Experimental non-classicality of an indivisible quantum system

Photonic qutrits beyond the classical world Quantum theory requires that, in contrast to classical physics, not all properties can be simultaneously well defined. Entanglement between the subsystems of a composite physical system is often considered to be the reason, although theory suggests that there is a deeper incompatibility between quantum mechanics and classical physics. Lapkiewicz et al . report an experiment with single three-state systems (photonic qutrits) that vividly demonstrates this incompatibility. They show that classical theory cannot explain the results, even though a qutrit is indivisible and cannot support entanglement between subsystems. In contrast to classical physics, quantum theory demands that not all properties can be simultaneously well defined; the Heisenberg uncertainty principle is a manifestation of this fact 1 . Alternatives have been explored—notably theories relying on joint probability distributions or non-contextual hidden-variable models, in which the properties of a system are defined independently of their own measurement and any other measurements that are made. Various deep theoretical results 2 , 3 , 4 , 5 imply that such theories are in conflict with quantum mechanics. Simpler cases demonstrating this conflict have been found 6 , 7 , 8 , 9 , 10 and tested experimentally 11 , 12 with pairs of quantum bits (qubits).
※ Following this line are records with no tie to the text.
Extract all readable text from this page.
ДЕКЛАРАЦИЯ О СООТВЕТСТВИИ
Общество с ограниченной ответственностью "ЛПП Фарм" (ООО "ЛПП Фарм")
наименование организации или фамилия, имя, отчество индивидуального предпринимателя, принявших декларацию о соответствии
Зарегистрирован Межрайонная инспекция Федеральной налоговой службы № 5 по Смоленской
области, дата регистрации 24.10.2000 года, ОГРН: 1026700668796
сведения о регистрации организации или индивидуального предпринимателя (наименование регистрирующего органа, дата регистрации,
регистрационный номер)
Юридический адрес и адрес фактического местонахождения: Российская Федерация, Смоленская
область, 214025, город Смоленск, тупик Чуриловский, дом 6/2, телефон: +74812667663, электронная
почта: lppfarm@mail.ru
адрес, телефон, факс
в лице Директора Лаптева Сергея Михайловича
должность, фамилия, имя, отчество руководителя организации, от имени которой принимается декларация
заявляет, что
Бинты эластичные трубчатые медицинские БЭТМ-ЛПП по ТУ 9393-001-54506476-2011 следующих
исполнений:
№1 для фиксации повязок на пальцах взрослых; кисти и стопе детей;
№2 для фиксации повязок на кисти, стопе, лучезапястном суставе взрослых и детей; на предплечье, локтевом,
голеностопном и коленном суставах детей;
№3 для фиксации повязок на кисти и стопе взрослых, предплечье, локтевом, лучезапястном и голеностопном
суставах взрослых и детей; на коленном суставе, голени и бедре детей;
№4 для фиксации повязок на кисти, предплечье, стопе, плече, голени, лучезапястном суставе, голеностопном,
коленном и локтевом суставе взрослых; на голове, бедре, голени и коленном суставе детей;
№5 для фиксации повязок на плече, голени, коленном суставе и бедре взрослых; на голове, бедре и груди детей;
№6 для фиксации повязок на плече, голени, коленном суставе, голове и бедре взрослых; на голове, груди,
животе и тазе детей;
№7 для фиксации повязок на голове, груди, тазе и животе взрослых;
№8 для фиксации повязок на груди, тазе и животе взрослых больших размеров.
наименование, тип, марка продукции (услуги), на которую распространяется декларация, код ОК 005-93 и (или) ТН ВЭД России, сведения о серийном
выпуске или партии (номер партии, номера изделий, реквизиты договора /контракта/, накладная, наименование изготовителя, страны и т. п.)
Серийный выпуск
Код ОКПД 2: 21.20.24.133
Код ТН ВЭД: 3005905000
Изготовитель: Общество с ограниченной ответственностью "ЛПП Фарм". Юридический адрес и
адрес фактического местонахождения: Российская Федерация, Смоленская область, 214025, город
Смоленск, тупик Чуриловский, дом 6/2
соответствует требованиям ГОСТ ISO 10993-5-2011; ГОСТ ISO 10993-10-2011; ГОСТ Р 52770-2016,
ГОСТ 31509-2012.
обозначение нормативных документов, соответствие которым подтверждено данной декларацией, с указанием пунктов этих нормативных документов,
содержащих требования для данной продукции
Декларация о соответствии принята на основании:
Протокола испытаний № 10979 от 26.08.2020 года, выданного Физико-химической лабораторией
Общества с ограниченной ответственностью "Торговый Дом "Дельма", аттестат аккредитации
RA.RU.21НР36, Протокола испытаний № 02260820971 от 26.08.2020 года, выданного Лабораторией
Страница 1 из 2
Recently, an inequality satisfied by non-contextual hidden-variable models and violated by quantum mechanics for all states of two qubits was introduced 13 and tested experimentally 14 , 15 , 16 . A single three-state system (a qutrit) is the simplest system in which such a contradiction is possible; moreover, the contradiction cannot result from entanglement between subsystems, because such a three-state system is indivisible. Here we report an experiment with single photonic qutrits 17 , 18 which provides evidence that no joint probability distribution describing the outcomes of all possible measurements—and, therefore, no non-contextual theory—can exist. Specifically, we observe a violation of the Bell-type inequality found by Klyachko, Can, Binicioğlu and Shumovsky 19 . Our results illustrate a deep incompatibility between quantum mechanics and classical physics that cannot in any way result from entanglement.